The local automotive industry has been challenged to revive itself by increasing capacity utilisation by taking advantage of the government policy interventions.

Duty on imported vehicles is now charged in foreign currency according to the national budget statement presented by the Finance and Economic Development Minister Professor Mthuli Ncube on Thursday the 22nd of November 2018.

Zimbabwe’s car imports bill for the period January and July stood at $265 million.

While the importation of second hand vehicles might have helped people, it was hurting the economy as the scarce foreign currency could no longer be directed towards productive sectors.

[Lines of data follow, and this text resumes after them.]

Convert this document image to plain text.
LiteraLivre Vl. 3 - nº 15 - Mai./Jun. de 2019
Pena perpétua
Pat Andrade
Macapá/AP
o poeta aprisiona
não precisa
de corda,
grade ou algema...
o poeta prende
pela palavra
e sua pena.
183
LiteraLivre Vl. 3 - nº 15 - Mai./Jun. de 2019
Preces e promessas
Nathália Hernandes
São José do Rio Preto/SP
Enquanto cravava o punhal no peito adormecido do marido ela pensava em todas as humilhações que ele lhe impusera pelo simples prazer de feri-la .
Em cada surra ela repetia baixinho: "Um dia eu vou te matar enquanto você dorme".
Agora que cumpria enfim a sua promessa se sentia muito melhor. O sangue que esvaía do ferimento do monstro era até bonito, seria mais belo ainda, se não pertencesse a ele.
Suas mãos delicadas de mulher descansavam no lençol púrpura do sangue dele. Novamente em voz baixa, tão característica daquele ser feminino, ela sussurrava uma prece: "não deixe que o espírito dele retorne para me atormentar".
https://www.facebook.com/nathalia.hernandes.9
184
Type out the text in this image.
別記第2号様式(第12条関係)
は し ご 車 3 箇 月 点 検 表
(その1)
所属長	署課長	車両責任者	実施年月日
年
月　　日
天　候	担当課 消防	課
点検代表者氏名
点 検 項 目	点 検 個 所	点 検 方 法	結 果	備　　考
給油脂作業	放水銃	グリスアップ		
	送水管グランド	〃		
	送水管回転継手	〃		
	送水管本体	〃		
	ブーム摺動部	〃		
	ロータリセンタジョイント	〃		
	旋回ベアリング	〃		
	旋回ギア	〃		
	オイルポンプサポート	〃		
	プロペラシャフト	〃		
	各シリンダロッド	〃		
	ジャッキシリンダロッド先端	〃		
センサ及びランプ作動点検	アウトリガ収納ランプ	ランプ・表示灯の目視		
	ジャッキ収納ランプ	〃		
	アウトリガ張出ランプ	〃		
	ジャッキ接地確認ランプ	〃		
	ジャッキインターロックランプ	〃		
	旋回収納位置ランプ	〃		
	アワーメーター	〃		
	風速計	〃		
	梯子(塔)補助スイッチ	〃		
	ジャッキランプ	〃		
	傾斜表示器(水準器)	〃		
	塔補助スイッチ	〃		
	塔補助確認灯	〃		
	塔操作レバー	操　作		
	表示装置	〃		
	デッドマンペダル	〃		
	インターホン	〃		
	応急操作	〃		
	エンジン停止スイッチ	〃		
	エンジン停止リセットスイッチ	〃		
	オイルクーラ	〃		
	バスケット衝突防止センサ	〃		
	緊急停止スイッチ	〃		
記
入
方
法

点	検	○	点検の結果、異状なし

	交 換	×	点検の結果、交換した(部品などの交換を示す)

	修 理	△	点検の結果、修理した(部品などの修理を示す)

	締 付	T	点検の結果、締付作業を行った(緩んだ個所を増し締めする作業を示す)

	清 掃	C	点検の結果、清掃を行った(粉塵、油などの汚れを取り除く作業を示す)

Industry, Commerce and Enterprise Development Minister Nqobizitha Mangaliso Ndlovu said the local automotive industry must take advantage of the policy measures to up their production and help reduce the import bill.

He was speaking at the Motor Industry Association of Zimbabwe (MIAZ) 2018 annual congress in Victoria Falls.

“The payment of customs duty in foreign currency is set to limit the importation of pre-owned vehicles and this certainly presents real opportunities for growth to the motor industry,” said Minister Ndlovu.

The government is also mulling the introduction of inspections of the imported vehicles during the first quarter of next year.

For MIAZ president Mr Simplision Shamba, policy intervention is welcome and the sector will play its part by ensuring locally assembled vehicles become affordable.

“We welcome the measures aimed at revitalising the sector and we will play our part in ensuring that we contribute to the realisation of the economic aspirations,” he said.

The local motor industry which at its peak contributed around 4 percent to the gross domestic product (GDP) is expected to contribute to the realisation of the targets under the transitional stabilisation programme (TSP) through increased job creation and export earnings.